I'm experiencing high memory usage issues when performing inference with a neural network model using Deeplearning4j. Despite reducing the number of hidden nodes, the memory consumption remains unexpectedly high.
Here are the details of my setup:
- Deeplearning4j version: deeplearning4j-core:1.0.0-M2
- Backend: ND4J Backend CPU
- Operating System: Mac
- Java version: tried Java 15, Java 21
The model configuration is as follows:
- Number of input nodes: 50
- Number of hidden nodes: 420
- Number of outputs: 7
- Network depth: 10 layers
The issue occurs during the output
method call, where I observe a memory usage of around 16.33 GB, which seems excessive for the model size.
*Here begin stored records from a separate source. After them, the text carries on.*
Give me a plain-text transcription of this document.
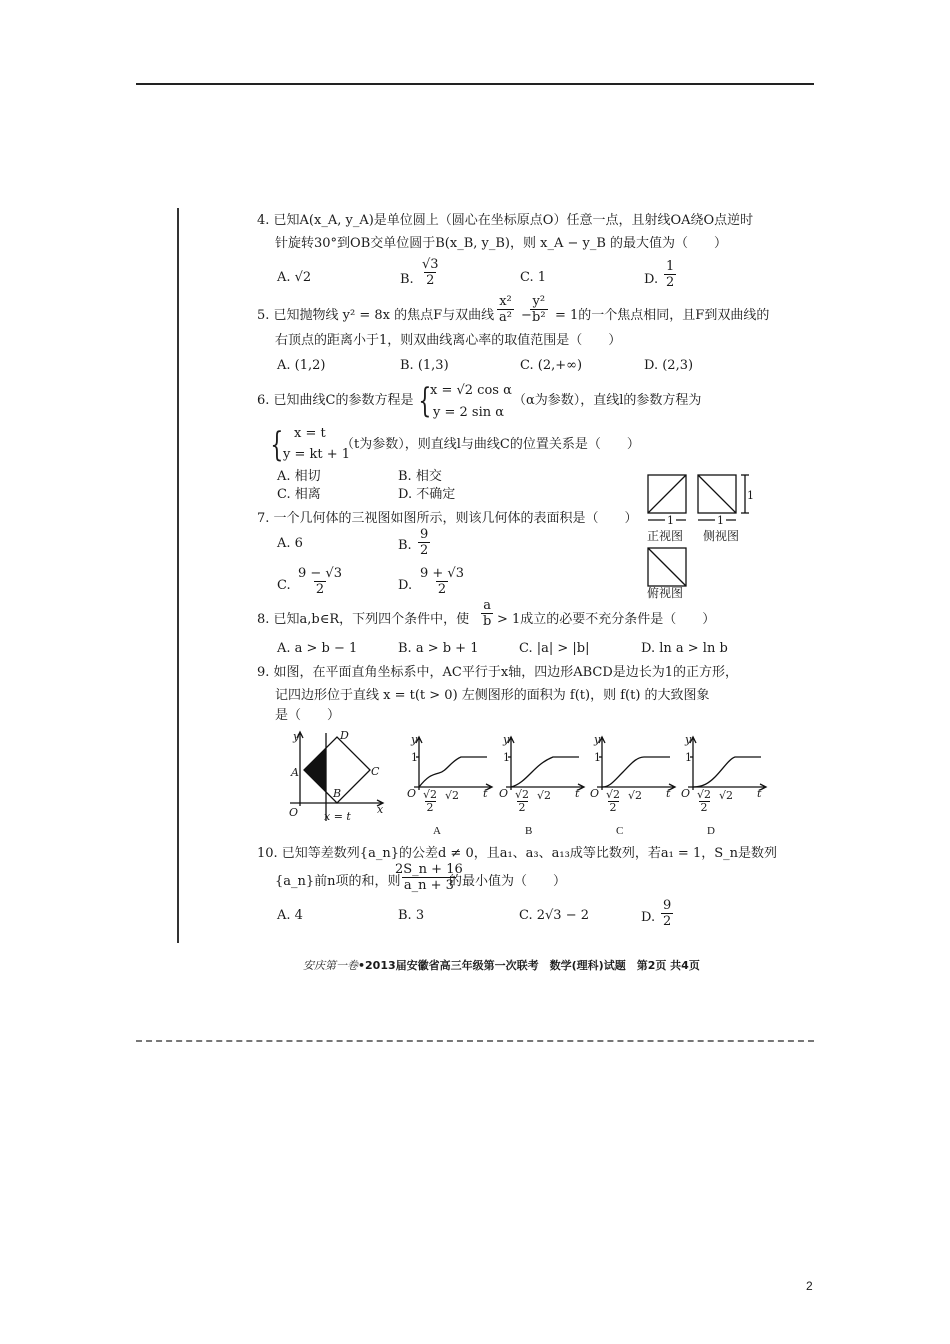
4. 已知A(x_A, y_A)是单位圆上（圆心在坐标原点O）任意一点，且射线OA绕O点逆时
针旋转30°到OB交单位圆于B(x_B, y_B)，则 x_A − y_B 的最大值为（　　）
A. √2	B. $\frac{√3}{2}$	C. 1	D. $\frac{1}{2}$
5. 已知抛物线 y² = 8x 的焦点F与双曲线 $\frac{\text{x²}}{\text{a²}}$ −
$\frac{\text{y²}}{\text{b²}} = 1$的一个焦点相同，且F到双曲线的
右顶点的距离小于1，则双曲线离心率的取值范围是（　　）
A. (1,2)	B. (1,3)	C. (2,+∞)	D. (2,3)
6. 已知曲线C的参数方程是 {
x = √2 cos α
y = 2 sin α
（α为参数），直线l的参数方程为
{ x = t
y = kt + 1
（t为参数），则直线l与曲线C的位置关系是（　　）
A. 相切	B. 相交
C. 相离	D. 不确定	1
1	1
正视图 侧视图
俯视图
7. 一个几何体的三视图如图所示，则该几何体的表面积是（　　）
A. 6	B. $\frac{9}{2}$
C. $\frac{9 - √3}{2}$	D. $\frac{9 + √3}{2}$
8. 已知a,b∈R，下列四个条件中，使 $\frac{a}{b} > 1$成立的必要不充分条件是（　　）
A. a > b − 1	B. a > b + 1	C. |a| > |b|	D. ln a > ln b
9. 如图，在平面直角坐标系中，AC平行于x轴，四边形ABCD是边长为1的正方形，
记四边形位于直线 x = t(t > 0) 左侧图形的面积为 f(t)，则 f(t) 的大致图象
是（　　）
y	D
A	C
B
O	x
x = t
y
1
O	t
$\frac{√2}{2} √2$
A
y
1
O	t
$\frac{√2}{2} √2$
B
y
1
O	t
$\frac{√2}{2} √2$
C
y
1
O	t
$\frac{√2}{2} √2$
D
10. 已知等差数列{a_n}的公差d ≠ 0，且a₁、a₃、a₁₃成等比数列，若a₁ = 1，S_n是数列
{a_n}前n项的和，则
$\frac{2S\_n + 16}{a\_n + 3}$
的最小值为（　　）
A. 4	B. 3	C. 2√3 − 2	D. $\frac{9}{2}$
安庆第一卷•2013届安徽省高三年级第一次联考　数学(理科)试题　第2页 共4页
2
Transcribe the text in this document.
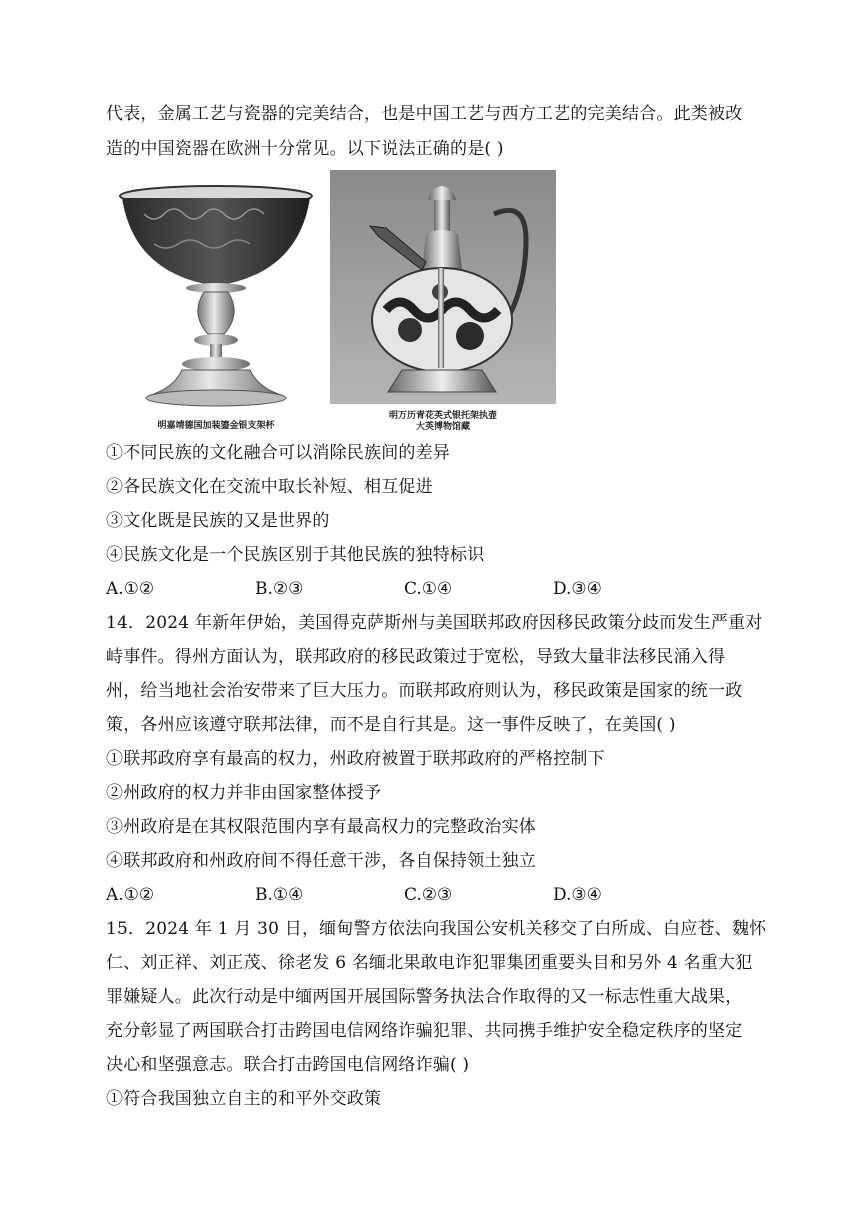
代表，金属工艺与瓷器的完美结合，也是中国工艺与西方工艺的完美结合。此类被改
造的中国瓷器在欧洲十分常见。以下说法正确的是( )
明嘉靖德国加装鎏金银支架杯
明万历青花英式银托架执壶
大英博物馆藏
①不同民族的文化融合可以消除民族间的差异
②各民族文化在交流中取长补短、相互促进
③文化既是民族的又是世界的
④民族文化是一个民族区别于其他民族的独特标识
A.①②	B.②③	C.①④	D.③④
14．2024 年新年伊始，美国得克萨斯州与美国联邦政府因移民政策分歧而发生严重对
峙事件。得州方面认为，联邦政府的移民政策过于宽松，导致大量非法移民涌入得
州，给当地社会治安带来了巨大压力。而联邦政府则认为，移民政策是国家的统一政
策，各州应该遵守联邦法律，而不是自行其是。这一事件反映了，在美国( )
①联邦政府享有最高的权力，州政府被置于联邦政府的严格控制下
②州政府的权力并非由国家整体授予
③州政府是在其权限范围内享有最高权力的完整政治实体
④联邦政府和州政府间不得任意干涉，各自保持领土独立
A.①②	B.①④	C.②③	D.③④
15．2024 年 1 月 30 日，缅甸警方依法向我国公安机关移交了白所成、白应苍、魏怀
仁、刘正祥、刘正茂、徐老发 6 名缅北果敢电诈犯罪集团重要头目和另外 4 名重大犯
罪嫌疑人。此次行动是中缅两国开展国际警务执法合作取得的又一标志性重大战果，
充分彰显了两国联合打击跨国电信网络诈骗犯罪、共同携手维护安全稳定秩序的坚定
决心和坚强意志。联合打击跨国电信网络诈骗( )
①符合我国独立自主的和平外交政策
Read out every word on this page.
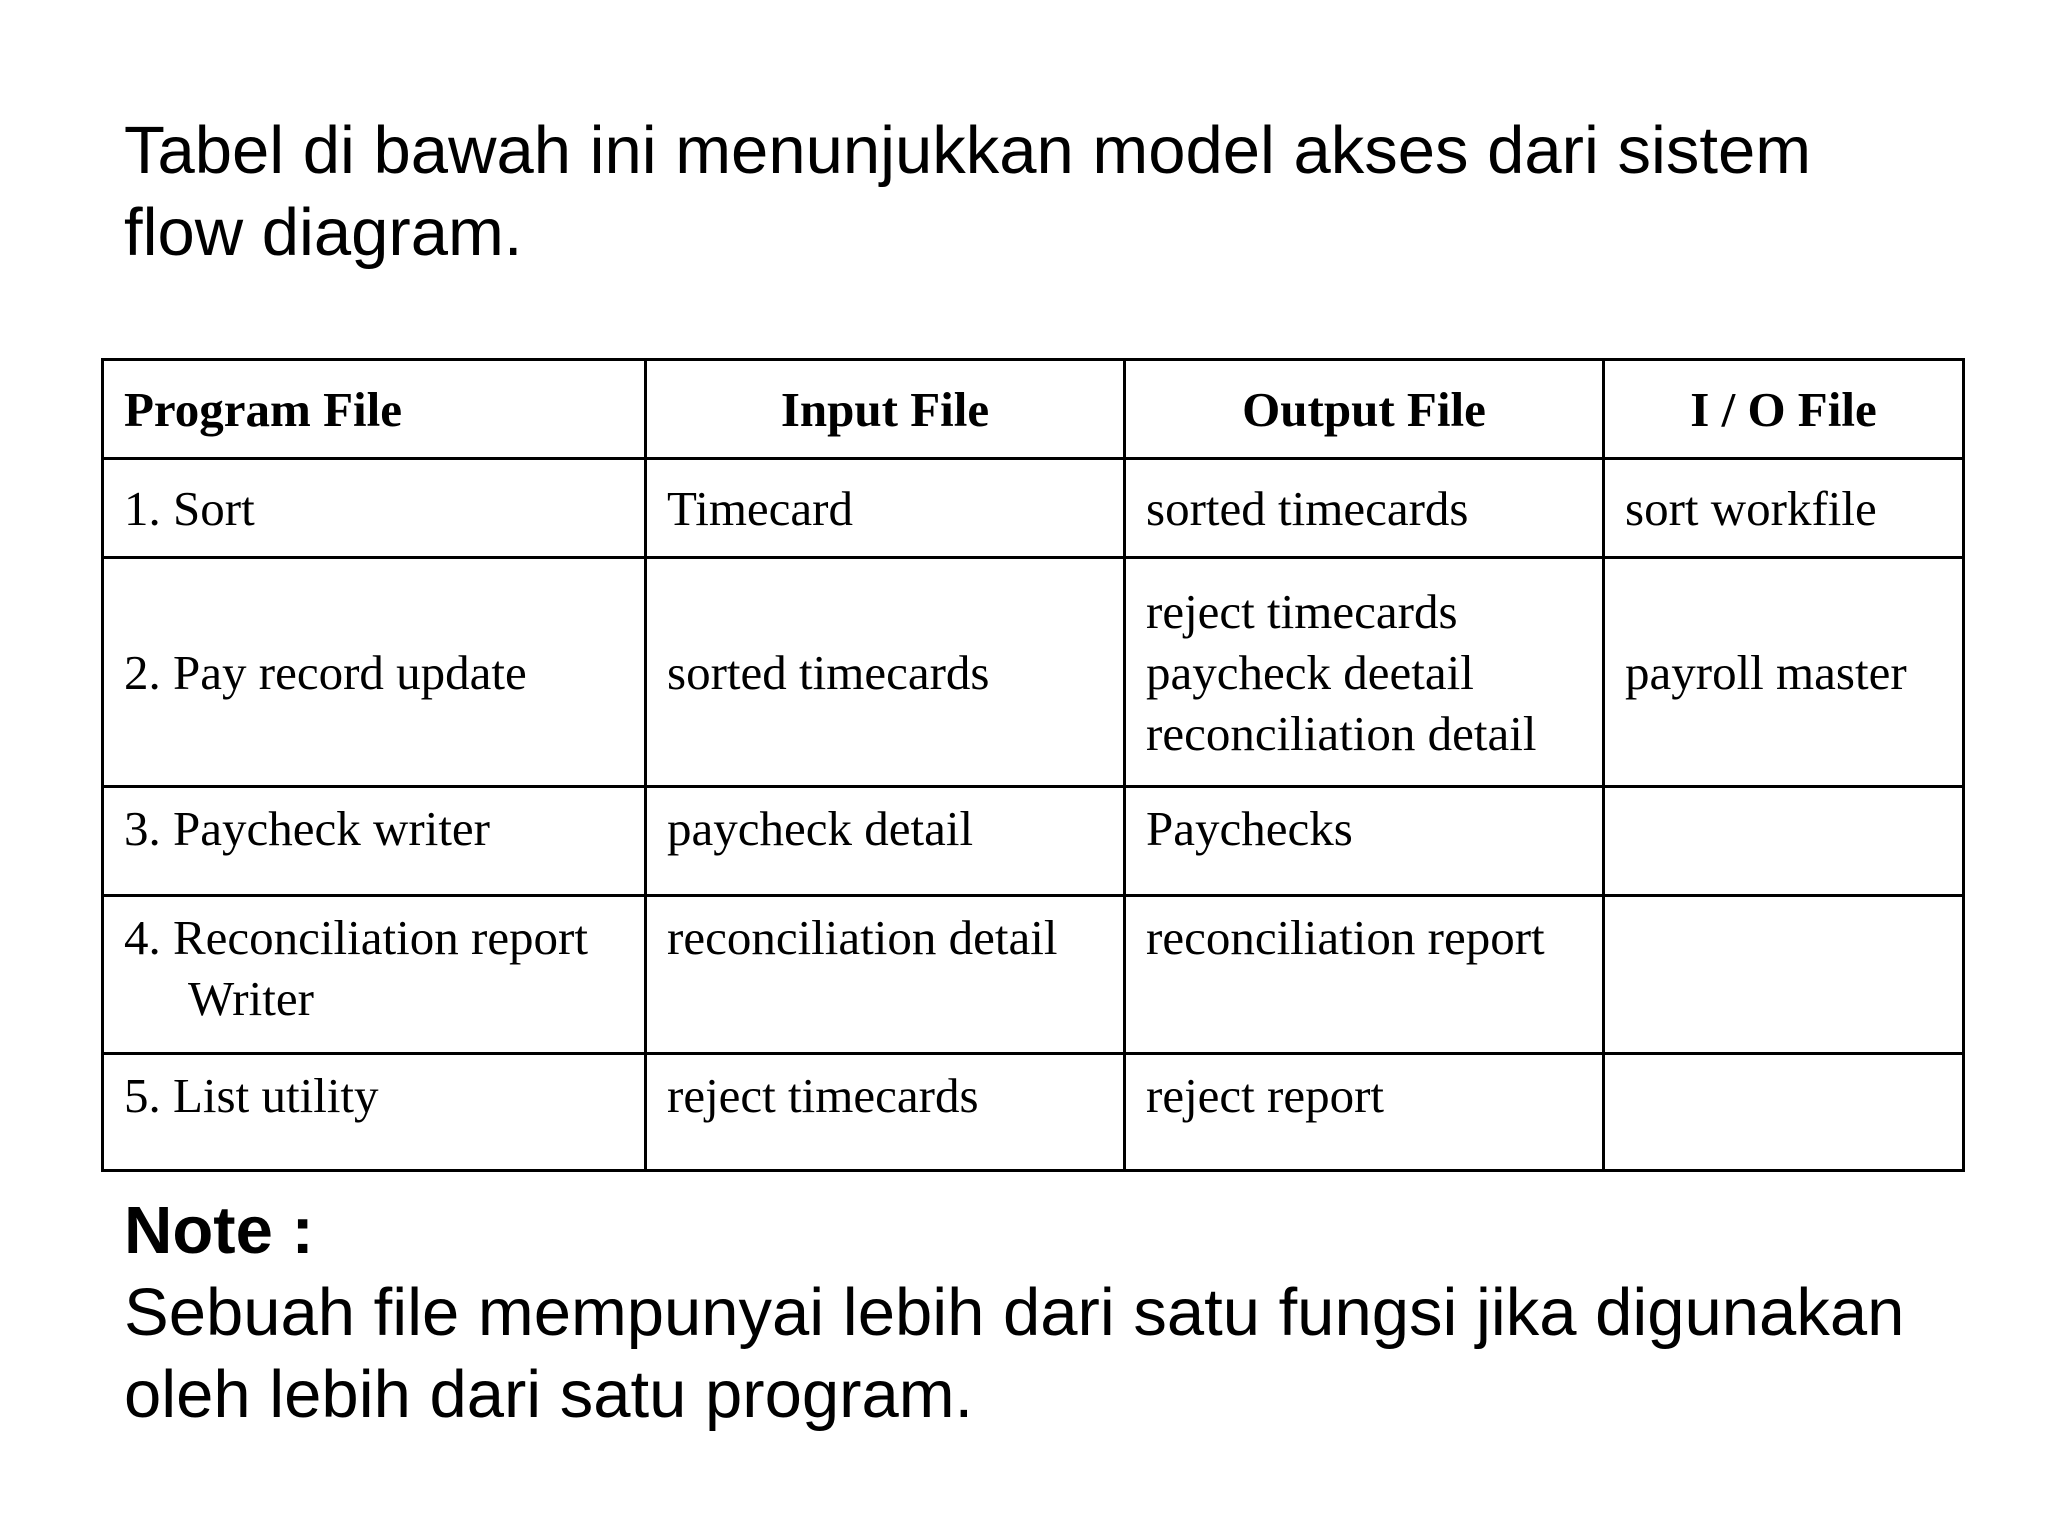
Tabel di bawah ini menunjukkan model akses dari sistem flow diagram.

Program File	Input File	Output File	I / O File

1. Sort	Timecard	sorted timecards	sort workfile

2. Pay record update	sorted timecards	reject timecards
paycheck deetail
reconciliation detail	payroll master

3. Paycheck writer	paycheck detail	Paychecks	

4. Reconciliation report
Writer	reconciliation detail	reconciliation report	

5. List utility	reject timecards	reject report	

Note :

Sebuah file mempunyai lebih dari satu fungsi jika digunakan oleh lebih dari satu program.
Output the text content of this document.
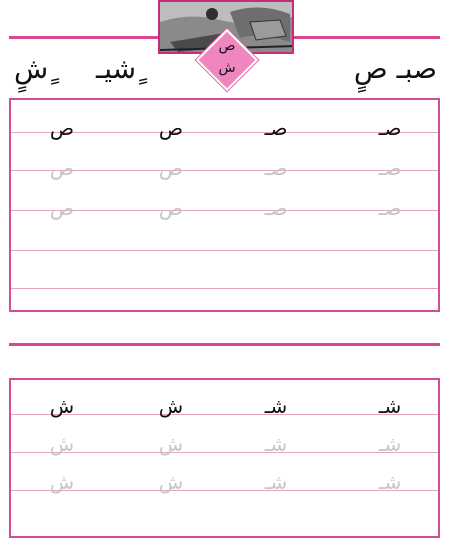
ص
ش	صبـ صٍ
ٍشيـ
ٍشٍ
ص	ص	صـ	صـ
ص	ص	صـ	صـ
ص	ص	صـ	صـ
ش	ش	شـ	شـ
ش	ش	شـ	شـ
ش	ش	شـ	شـ
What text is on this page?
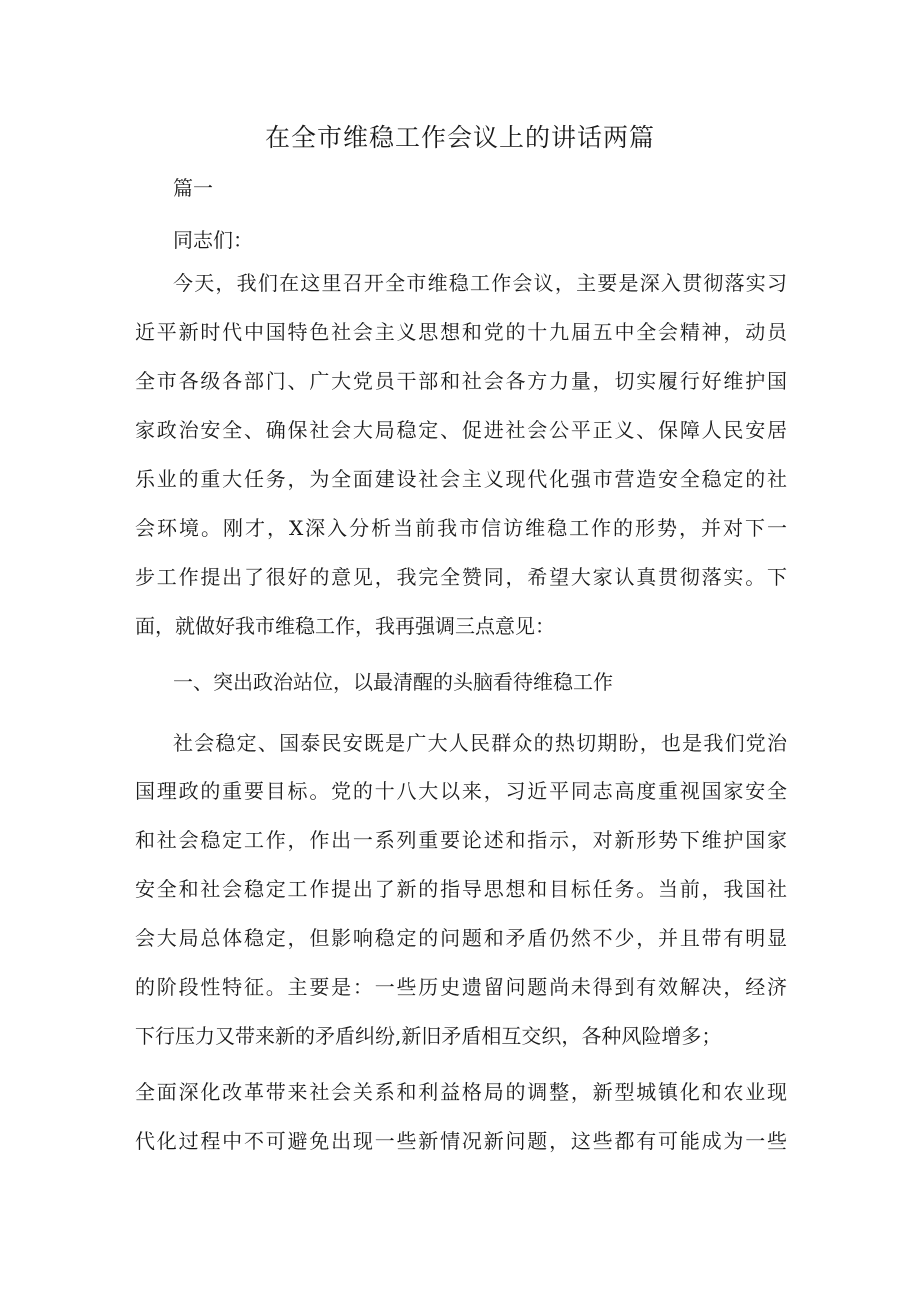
在全市维稳工作会议上的讲话两篇

篇一

同志们：

今天，我们在这里召开全市维稳工作会议，主要是深入贯彻落实习

近平新时代中国特色社会主义思想和党的十九届五中全会精神，动员

全市各级各部门、广大党员干部和社会各方力量，切实履行好维护国

家政治安全、确保社会大局稳定、促进社会公平正义、保障人民安居

乐业的重大任务，为全面建设社会主义现代化强市营造安全稳定的社

会环境。刚才，X深入分析当前我市信访维稳工作的形势，并对下一

步工作提出了很好的意见，我完全赞同，希望大家认真贯彻落实。下

面，就做好我市维稳工作，我再强调三点意见：

一、突出政治站位，以最清醒的头脑看待维稳工作

社会稳定、国泰民安既是广大人民群众的热切期盼，也是我们党治

国理政的重要目标。党的十八大以来，习近平同志高度重视国家安全

和社会稳定工作，作出一系列重要论述和指示，对新形势下维护国家

安全和社会稳定工作提出了新的指导思想和目标任务。当前，我国社

会大局总体稳定，但影响稳定的问题和矛盾仍然不少，并且带有明显

的阶段性特征。主要是：一些历史遗留问题尚未得到有效解决，经济

下行压力又带来新的矛盾纠纷,新旧矛盾相互交织，各种风险增多；

全面深化改革带来社会关系和利益格局的调整，新型城镇化和农业现

代化过程中不可避免出现一些新情况新问题，这些都有可能成为一些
Here is the code snippet where the issue is observed:
Object [] rollout (State stato){
INDArray p;
int v;
if (trained){
INDArray inputData = stato.toINDArray();
INDArray[] out;
out = model.output(inputData);
p = out[0];
v = out[1].getInt(0);
} else {
//si verifica quando i modelli non sono ancora addestrati, scelgo quindi un valore a caso e assegno una probabilità massima a ogni nodo figlio
Random r = new Random();
p = Nd4j.ones(Board.N).mul(Integer.MAX_VALUE);
v = Math.abs(r.nextInt()) % MAXREWWARD;
}
Object[] out = {p,v};
return out;
}
here is my neural network configuration, i am trying to reproduce a version of alphazero
DeepLearning (int numInputs, int numOutputs, String name, int M, int N, int X, int nndepth) throws IOException {
this.numInputs = numInputs;
this.numHiddenNodes = M*N*10;
this.numOutputs = numOutputs;
DeepLearning.M = M;
DeepLearning.N = N;
DeepLearning.X = X;
this.name = name;
File file = new File("./model" + name + M + "." + N + "." + X + "." + ".zip");
if (file.exists()){
trained = true;
this.model = ComputationGraph.load(file , true);
} else {
ComputationGraphConfiguration.GraphBuilder graphBuilder = new NeuralNetConfiguration.Builder()
.seed(System.currentTimeMillis())
.weightInit(WeightInit.RELU)
.l2(1e-4)
.updater(new Adam(learningRate))
.graphBuilder();
graphBuilder.addInputs("input")
.setInputTypes(InputType.feedForward(numInputs));
String lastLayer = "input";
for (int i = 0; i < nndepth; i++) {
graphBuilder.addLayer("torso_" + i,
new DenseLayer.Builder()
.nIn(i == 0 ? numInputs : numHiddenNodes)
.nOut(numHiddenNodes)
.activation(Activation.RELU)
.build(),
lastLayer);
lastLayer = "torso_" + i;
}
graphBuilder.addLayer("policy_dense",
new DenseLayer.Builder()
.nIn(numHiddenNodes)
.nOut(numHiddenNodes)
.activation(Activation.RELU)
.build(),
lastLayer);
graphBuilder.addLayer("policy_output",
new OutputLayer.Builder(LossFunctions.LossFunction.NEGATIVELOGLIKELIHOOD)
.nIn(numHiddenNodes)
.nOut(numOutputs)
.activation(Activation.SOFTMAX)
.build(),
"policy_dense");
graphBuilder.addLayer("value_dense",
new DenseLayer.Builder()
.nIn(numHiddenNodes)
.nOut(numHiddenNodes)
.activation(Activation.RELU)
.build(),
lastLayer);
graphBuilder.addLayer("value_output",
new OutputLayer.Builder(LossFunctions.LossFunction.MSE)
.nIn(numHiddenNodes)
.nOut(1)
.activation(Activation.IDENTITY)
.build(),
"value_dense");
graphBuilder.setOutputs("policy_output", "value_output");
ComputationGraphConfiguration conf = graphBuilder.build();
model = new ComputationGraph(conf);
}
model.init();
System.out.println("Numero parametri: " + model.numParams());
this.myReplay = new ReplayBuffer();
}
private String addDenseLayer(ComputationGraphConfiguration.GraphBuilder graphBuilder, String inputLayer, String layerName, int nIn, int nOut, Activation activation) {
graphBuilder.addLayer(layerName, new DenseLayer.Builder()
.nIn(nIn)
.nOut(nOut)
.activation(activation)
.build(), inputLayer);
return layerName;
}
I have tried the following troubleshooting steps without success:
Ensuring the use of workspaces to manage memory efficiently. Using in-place operations to reduce memory allocation. Reducing batch size during inference. Checking for memory leaks and ensuring objects are being garbage collected. The profiler indicates that most of the computation time is spent in the output call of the ComputationGraph.